Jueves Santo
El papa Benedicto XVI recordó el sacrificio de un religioso asesinado en Turquía mientras celebraba la misa con motivo del Jueves Santo, dedicada a los sacerdotes.
Santoro, de 60 años, fue asesinado a tiros el 5 de febrero mientras oraba en su parroquia en la ciudad de Trabzon, en el Mar Negro. Testigos dijeron que el asesino, un muchacho de 16 años, gritó "Dios es Grande" en árabe, antes de matar a Santoro de dos disparos por la espalda.
Benedicto citó a Santoro al señalar en su misiva que eligió vivir entre los turcos, "prestándole" su cuerpo a Cristo.
"Uno se vuelve capaz de ser salvado solamente ofreciendo su propio cuerpo", escribió Santoro.

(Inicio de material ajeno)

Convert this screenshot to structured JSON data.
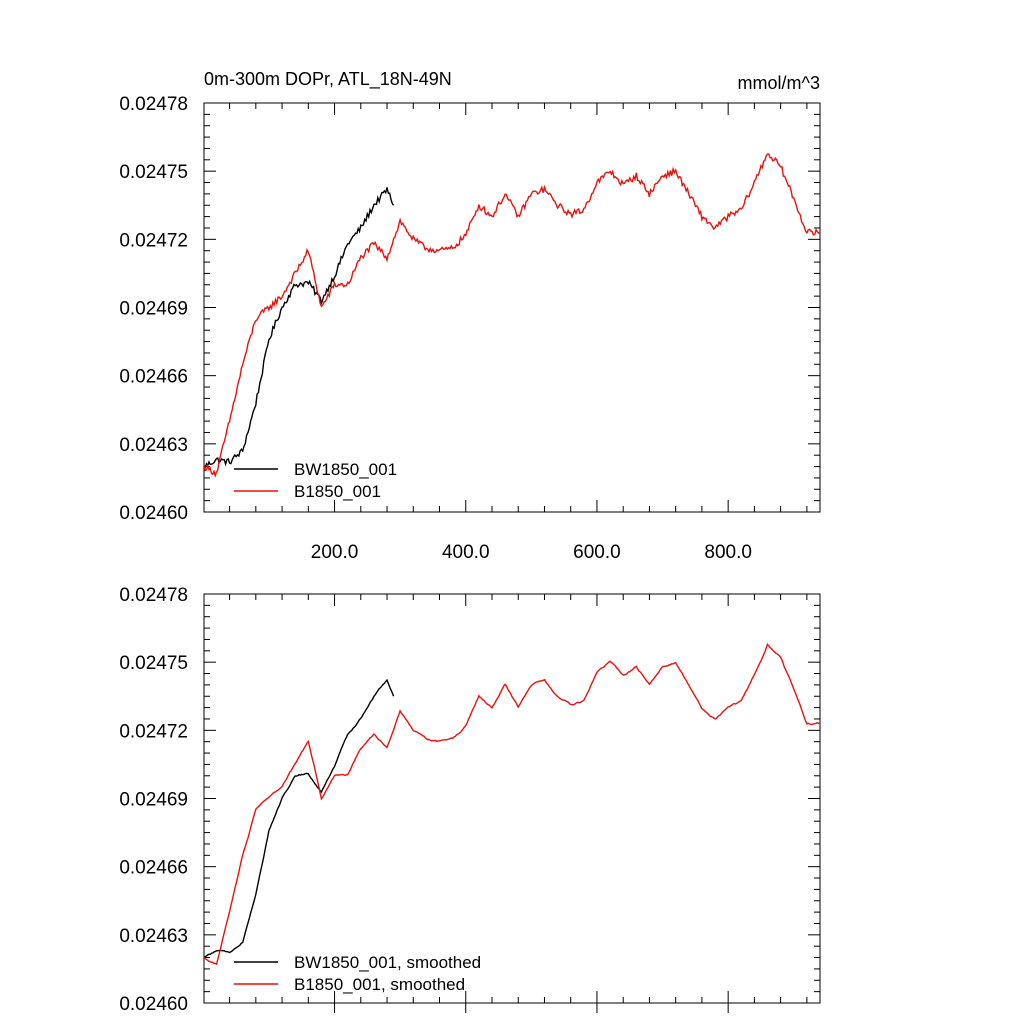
{
  "chart_data": [
    {
      "type": "line",
      "title": "0m-300m DOPr, ATL_18N-49N",
      "units": "mmol/m^3",
      "xlabel": "",
      "ylabel": "",
      "xlim": [
        1,
        940
      ],
      "ylim": [
        0.0246,
        0.02478
      ],
      "x_ticks": [
        200,
        400,
        600,
        800
      ],
      "x_tick_labels": [
        "200.0",
        "400.0",
        "600.0",
        "800.0"
      ],
      "y_ticks": [
        0.0246,
        0.02463,
        0.02466,
        0.02469,
        0.02472,
        0.02475,
        0.02478
      ],
      "y_tick_labels": [
        "0.02460",
        "0.02463",
        "0.02466",
        "0.02469",
        "0.02472",
        "0.02475",
        "0.02478"
      ],
      "grid": false,
      "legend_position": "bottom-left",
      "series": [
        {
          "name": "BW1850_001",
          "color": "#000000",
          "x": [
            1,
            20,
            40,
            60,
            80,
            100,
            120,
            140,
            160,
            180,
            200,
            220,
            240,
            260,
            280,
            290
          ],
          "y": [
            0.02462,
            0.024623,
            0.024622,
            0.024627,
            0.024648,
            0.024676,
            0.02469,
            0.0247,
            0.024701,
            0.024693,
            0.024704,
            0.024718,
            0.024725,
            0.024735,
            0.024742,
            0.024735
          ]
        },
        {
          "name": "B1850_001",
          "color": "#e8120c",
          "x": [
            1,
            20,
            40,
            60,
            80,
            100,
            120,
            140,
            160,
            180,
            200,
            220,
            240,
            260,
            280,
            300,
            320,
            340,
            360,
            380,
            400,
            420,
            440,
            460,
            480,
            500,
            520,
            540,
            560,
            580,
            600,
            620,
            640,
            660,
            680,
            700,
            720,
            740,
            760,
            780,
            800,
            820,
            840,
            860,
            880,
            900,
            920,
            940
          ],
          "y": [
            0.02462,
            0.024617,
            0.02464,
            0.024665,
            0.024685,
            0.02469,
            0.024695,
            0.024705,
            0.024715,
            0.02469,
            0.0247,
            0.0247,
            0.024712,
            0.024718,
            0.024712,
            0.024728,
            0.02472,
            0.024716,
            0.024715,
            0.024716,
            0.024722,
            0.024735,
            0.02473,
            0.02474,
            0.02473,
            0.02474,
            0.024742,
            0.024735,
            0.024731,
            0.024733,
            0.024745,
            0.02475,
            0.024744,
            0.024748,
            0.02474,
            0.024748,
            0.02475,
            0.02474,
            0.02473,
            0.024725,
            0.02473,
            0.024733,
            0.024745,
            0.024758,
            0.024752,
            0.024738,
            0.024723,
            0.024723
          ]
        }
      ]
    },
    {
      "type": "line",
      "title": "",
      "units": "",
      "xlabel": "",
      "ylabel": "",
      "xlim": [
        1,
        940
      ],
      "ylim": [
        0.0246,
        0.02478
      ],
      "x_ticks": [
        200,
        400,
        600,
        800
      ],
      "x_tick_labels": [],
      "y_ticks": [
        0.0246,
        0.02463,
        0.02466,
        0.02469,
        0.02472,
        0.02475,
        0.02478
      ],
      "y_tick_labels": [
        "0.02460",
        "0.02463",
        "0.02466",
        "0.02469",
        "0.02472",
        "0.02475",
        "0.02478"
      ],
      "grid": false,
      "legend_position": "bottom-left",
      "series": [
        {
          "name": "BW1850_001, smoothed",
          "color": "#000000",
          "x": [
            1,
            20,
            40,
            60,
            80,
            100,
            120,
            140,
            160,
            180,
            200,
            220,
            240,
            260,
            280,
            290
          ],
          "y": [
            0.02462,
            0.024623,
            0.024622,
            0.024627,
            0.024648,
            0.024676,
            0.02469,
            0.0247,
            0.024701,
            0.024693,
            0.024704,
            0.024718,
            0.024725,
            0.024735,
            0.024742,
            0.024735
          ]
        },
        {
          "name": "B1850_001, smoothed",
          "color": "#e8120c",
          "x": [
            1,
            20,
            40,
            60,
            80,
            100,
            120,
            140,
            160,
            180,
            200,
            220,
            240,
            260,
            280,
            300,
            320,
            340,
            360,
            380,
            400,
            420,
            440,
            460,
            480,
            500,
            520,
            540,
            560,
            580,
            600,
            620,
            640,
            660,
            680,
            700,
            720,
            740,
            760,
            780,
            800,
            820,
            840,
            860,
            880,
            900,
            920,
            940
          ],
          "y": [
            0.02462,
            0.024617,
            0.02464,
            0.024665,
            0.024685,
            0.02469,
            0.024695,
            0.024705,
            0.024715,
            0.02469,
            0.0247,
            0.0247,
            0.024712,
            0.024718,
            0.024712,
            0.024728,
            0.02472,
            0.024716,
            0.024715,
            0.024716,
            0.024722,
            0.024735,
            0.02473,
            0.02474,
            0.02473,
            0.02474,
            0.024742,
            0.024735,
            0.024731,
            0.024733,
            0.024745,
            0.02475,
            0.024744,
            0.024748,
            0.02474,
            0.024748,
            0.02475,
            0.02474,
            0.02473,
            0.024725,
            0.02473,
            0.024733,
            0.024745,
            0.024758,
            0.024752,
            0.024738,
            0.024723,
            0.024723
          ]
        }
      ]
    }
  ]
}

El asesinato de Santoro ocurrió en medio de un período de inconformidad en el mundo árabe en torno a la publicación de una serie de caricaturas del profeta Mahoma en Europa. Los altos dignatarios de la iglesia han calificado a Santoro como un mártir.
Benedicto habló en una mima dedicada a los sacerdotes con motivo de la Semana Santa, recordándoles las promesas que hicieron al ser ordenados.
La misa, celebrada en la Basílica de San Pedro, es realizada horas antes de que Benedicto presida otra en la cual le lavará los pies a 12 hombres, en conmemoración de la última cena de Jesús con sus discípulos.